By weak programme, I mean the works did not add, individually or collectively, to the image of the company that the other two programmes had already provided. Mark Morris’s Beaux was the only all-male work in the tour repertoire, and it is Mark Morris, but his celebrated musicality has always seemed to bob on the surface of the music rather than swim with it in the manner of Jiri Kylian, James Kudelka or Christopher Wheeldon, for example. Apart from showing off the male dancers to full advantage in Isaac Mizrahi costumes, cross-gender dancing and showing the obverse of what men normally do (especially in this company), Beaux does not have, to my mind, a lot to recommend it. What men normally do, however, goes to the other extreme in Possokhov’s Classical Symphony, to the score of the same name by Sergei Prokofiev. Possokhov, who is the company’s current choreographer-in-residence, brings his Bolshoi bravura to the men (Hansuke Yamamoto opens with a double tour to a deep plié), but showers so much technique on his dancers that the choreography has a prickly relationship with the music, though it gives his principal couples a chance to shine. In Raku, to a score by Shinji Eshima, Possokhov’s Russian proclivity for melodrama overpowers the Japanese sensibility for restraint. The story is loosely based on the burning of the Golden Pavilion in Kyoto in 1950 by a deranged acolyte, to which has been added a parallel story of love and loss, jealousy and betrayal. Both strands of the story are set in an earlier, samurai period, replete with inexcusably wooden swords. Yuan Yuan Tan is the exquisite Japanese noblewoman, and her samurai husband who dies in an offstage battle and whose ashes are ceremonially returned and scattered over the stage by his distraught wife is the unfortunate Damian Smith. Pascal Molat is suitably nefarious with his shaven head and black costume as the evil acolyte, who is cast as both philanderer and arsonist. It’s all a bit exaggerated, and Possokhov’s treatment robs the plot of any real drama. The exquisite Tan is thus left to fulfill a dramatic role that really has little credibility or traction and for which her exquisite line and dramatic hair pulling cannot compensate. Eshima’s music, Mark Zappone’s costumes and Alexander V. Nichols’ lighting and set design were right on the mark, so it is a shame the whole idea doesn’t gel.

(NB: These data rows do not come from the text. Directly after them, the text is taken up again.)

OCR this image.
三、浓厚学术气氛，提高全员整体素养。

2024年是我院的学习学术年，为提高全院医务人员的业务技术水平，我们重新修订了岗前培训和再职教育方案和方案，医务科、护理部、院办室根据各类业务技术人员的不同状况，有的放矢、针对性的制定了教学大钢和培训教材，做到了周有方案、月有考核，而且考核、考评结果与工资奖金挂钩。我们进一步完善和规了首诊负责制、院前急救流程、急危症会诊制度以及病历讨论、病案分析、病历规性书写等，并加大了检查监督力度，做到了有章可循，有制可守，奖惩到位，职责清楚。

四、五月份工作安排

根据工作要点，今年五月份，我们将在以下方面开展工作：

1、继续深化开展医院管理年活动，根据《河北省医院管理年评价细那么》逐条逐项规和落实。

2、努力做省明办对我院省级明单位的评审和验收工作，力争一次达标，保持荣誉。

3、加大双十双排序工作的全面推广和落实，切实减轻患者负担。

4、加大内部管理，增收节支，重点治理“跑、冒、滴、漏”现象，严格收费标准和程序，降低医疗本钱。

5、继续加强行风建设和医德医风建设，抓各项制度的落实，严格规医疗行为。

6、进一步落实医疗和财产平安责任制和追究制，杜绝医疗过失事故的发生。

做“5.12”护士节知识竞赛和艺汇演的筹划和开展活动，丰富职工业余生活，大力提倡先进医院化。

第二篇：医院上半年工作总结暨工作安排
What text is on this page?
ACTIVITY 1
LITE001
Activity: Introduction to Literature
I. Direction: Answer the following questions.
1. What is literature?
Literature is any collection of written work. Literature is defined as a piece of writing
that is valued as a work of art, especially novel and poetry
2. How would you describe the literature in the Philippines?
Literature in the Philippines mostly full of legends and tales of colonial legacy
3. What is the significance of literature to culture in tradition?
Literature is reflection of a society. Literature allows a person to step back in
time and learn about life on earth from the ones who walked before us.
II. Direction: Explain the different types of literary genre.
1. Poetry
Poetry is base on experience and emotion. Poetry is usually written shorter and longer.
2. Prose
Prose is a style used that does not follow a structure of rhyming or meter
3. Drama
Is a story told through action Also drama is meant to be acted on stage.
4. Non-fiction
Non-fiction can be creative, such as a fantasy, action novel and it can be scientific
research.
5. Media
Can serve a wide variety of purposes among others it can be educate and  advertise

I was expecting the evening’s last offering, Christopher Wheeldon’s Within the Golden Hour, to raise my spirits, but I fear Wheeldon, in choosing the minimalist music of Ezio Bosso, found himself with insufficient height and depth to carve out his characteristically deep creative line. As always, Wheeldon makes the music visible through rhythms and patterns, but very quickly Bosso’s music proves less and less appealing (as did some of the solo violin playing), resulting in a rather low-key, minimal work. Wheeldon’s cast is exemplary, with Luke Ingham replacing the injured Pierre-François Vilanoba, but this was not Wheeldon’s, nor the company’s golden hour.